Dans le même temps, beaucoup de ruraux sont obligés de se battre pour disposer de débits corrects afin de se connecter à l’Internet.
Je ne parle même pas de fibre optique.
Je parle de minimum de survie.
Mon ami Pierre Ygrié souligne une fois de plus dans un communiqué l’état déplorable de la situation dans son département de la Lozère :
” Ce manque d’infrastructures est particulièrement flagrant dans le massif central et singulièrement dans le département symbole de la ruralité s’il en est, la Lozère, 73500 habitants loin derrière l’avant dernier, la Creuse (124 000) et trois fois plus faible que celle de la Corrèze, département avec lequel elle est souvent confondue…. depuis Paris !
La Lozère n’a ni aéroport, ni fluvial, de moins en moins de fer et le projet de mise à 2×2 voies de la RN88, pourtant projet pilote en matière d’environnement avance à pas d’ « escargot » !

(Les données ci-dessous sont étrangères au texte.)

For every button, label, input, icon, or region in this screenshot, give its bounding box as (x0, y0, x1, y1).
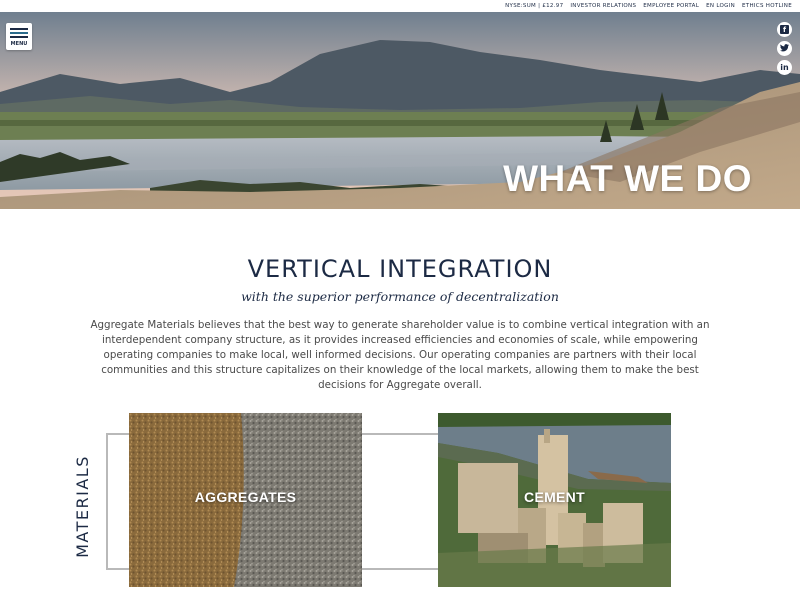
menu-label: MENU (10, 41, 28, 47)
en-login-link[interactable]: EN LOGIN (706, 3, 735, 9)
utility-bar: NYSE:SUM | £12.97 INVESTOR RELATIONS EMP… (0, 0, 800, 12)
section-subtitle: with the superior performance of decentr… (241, 289, 559, 304)
section-title: VERTICAL INTEGRATION (247, 255, 553, 283)
materials-label: MATERIALS (72, 454, 92, 558)
materials-bracket (106, 433, 130, 570)
stock-ticker: NYSE:SUM | £12.97 (505, 3, 564, 9)
linkedin-glyph: in (780, 63, 789, 72)
aggregates-label: AGGREGATES (194, 489, 297, 505)
hamburger-icon (10, 28, 28, 38)
twitter-icon[interactable] (777, 41, 792, 56)
linkedin-icon[interactable]: in (777, 60, 792, 75)
facebook-icon[interactable]: f (777, 22, 792, 37)
ethics-hotline-link[interactable]: ETHICS HOTLINE (742, 3, 792, 9)
cement-tile[interactable]: CEMENT (438, 413, 671, 587)
aggregates-tile[interactable]: AGGREGATES (129, 413, 362, 587)
menu-button[interactable]: MENU (6, 23, 32, 50)
hero-title: WHAT WE DO (503, 158, 752, 199)
investor-relations-link[interactable]: INVESTOR RELATIONS (570, 3, 636, 9)
materials-label-wrap: MATERIALS (62, 446, 102, 566)
section-body-text: Aggregate Materials believes that the be… (90, 319, 710, 391)
tile-connector (360, 433, 440, 570)
facebook-glyph: f (782, 25, 787, 34)
employee-portal-link[interactable]: EMPLOYEE PORTAL (643, 3, 699, 9)
cement-label: CEMENT (524, 489, 585, 505)
hero-banner: WHAT WE DO (0, 12, 800, 209)
twitter-glyph (780, 43, 789, 54)
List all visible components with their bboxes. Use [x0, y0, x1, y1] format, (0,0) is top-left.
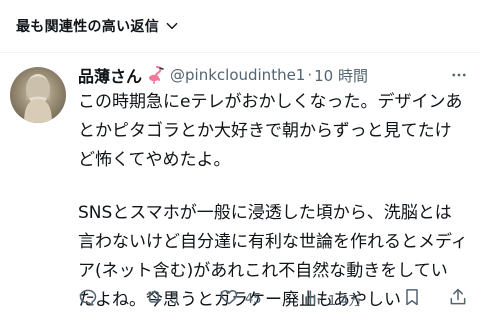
- bar-chart-icon: [302, 287, 322, 311]
- bookmark-button[interactable]: [402, 287, 422, 311]
- like-count: 45: [245, 291, 262, 307]
- handle[interactable]: @pinkcloudinthe1: [170, 66, 305, 84]
- share-button[interactable]: [448, 287, 468, 311]
- bookmark-icon: [402, 287, 422, 311]
- tweet-line: この時期急にeテレがおかしくなった。デザインあ: [78, 92, 463, 112]
- repost-count: 5: [170, 291, 179, 307]
- tweet-line: SNSとスマホが一般に浸透した頃から、洗脳とは: [78, 203, 452, 223]
- timestamp[interactable]: 10 時間: [314, 65, 368, 86]
- repost-button[interactable]: 5: [144, 287, 179, 311]
- heart-icon: [219, 287, 239, 311]
- reply-sort-dropdown[interactable]: 最も関連性の高い返信: [16, 14, 179, 38]
- chevron-down-icon: [165, 19, 179, 33]
- avatar[interactable]: [10, 67, 66, 123]
- separator: ·: [307, 66, 313, 84]
- reply-icon: [78, 287, 98, 311]
- section-divider: [0, 52, 480, 53]
- flamingo-icon: [146, 65, 164, 85]
- reply-sort-label: 最も関連性の高い返信: [16, 19, 159, 35]
- like-button[interactable]: 45: [219, 287, 262, 311]
- repost-icon: [144, 287, 164, 311]
- tweet-paragraph: この時期急にeテレがおかしくなった。デザインあ とかピタゴラとか大好きで朝からず…: [78, 88, 474, 175]
- tweet-line: ア(ネット含む)があれこれ不自然な動きをしてい: [78, 261, 448, 281]
- views-count: 1.4万: [327, 293, 362, 309]
- tweet-line: ど怖くてやめたよ。: [78, 150, 231, 170]
- tweet-line: 言わないけど自分達に有利な世論を作れるとメディ: [78, 232, 468, 252]
- right-actions: [402, 287, 468, 311]
- tweet-line: とかピタゴラとか大好きで朝からずっと見てたけ: [78, 121, 452, 141]
- action-bar: 5 45 1.4万: [78, 287, 468, 311]
- more-options-icon[interactable]: [450, 66, 468, 84]
- tweet-header: 品薄さん @pinkcloudinthe1 · 10 時間: [78, 62, 470, 88]
- tweet-text: この時期急にeテレがおかしくなった。デザインあ とかピタゴラとか大好きで朝からず…: [78, 88, 474, 315]
- reply-button[interactable]: [78, 287, 104, 311]
- share-icon: [448, 287, 468, 311]
- views-button[interactable]: 1.4万: [302, 287, 362, 311]
- display-name[interactable]: 品薄さん: [78, 63, 142, 87]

Les ruraux attendent des mesures fortes dans deux domaines structurants des territoires et totalement cohérents avec la démarche de développement durable : le fer et le numérique. “
Un article de la Tribune du 31 octobre évoque ces difficultés. On s’amusera au passage du poncif de la photo pour illustrer cet article sur le télétravail. La super-maman qui, habituellement dans ce genre d’article pianote sur le clavier avec un bébé sur le bras a été remplacée par un papa. C’est plus politiquement correct mais tout aussi ridicule. Et un mauvais coup pour l’image du télétravail.

Je ne sais pas si le gaspillage de CO2 cause le réchauffement de la planète. Mais je suis certain que beauoup de déplacements quotidiens habitation-bureau sont inefficaces. Une perte de temps et un gaspillage gigantesque.
La recette pour en venir à bout n’est pas simple. Mais elle est connue :
développer un réseau ferroviaire de proximité afin d’encourager la circulation en train
développer l’aménagement du territoire en très haut débit (fibre optique et solutions d’attente)
développer une culture numérique dans les entreprise pour favoriser le travail collaboratif à distance.
Il ne s’agit pas de créer des infrastructures inutiles à grands coups de subventions. Il s’agit d’investir massivement pour favoriser une révolution des usages et de l’organisation du travail.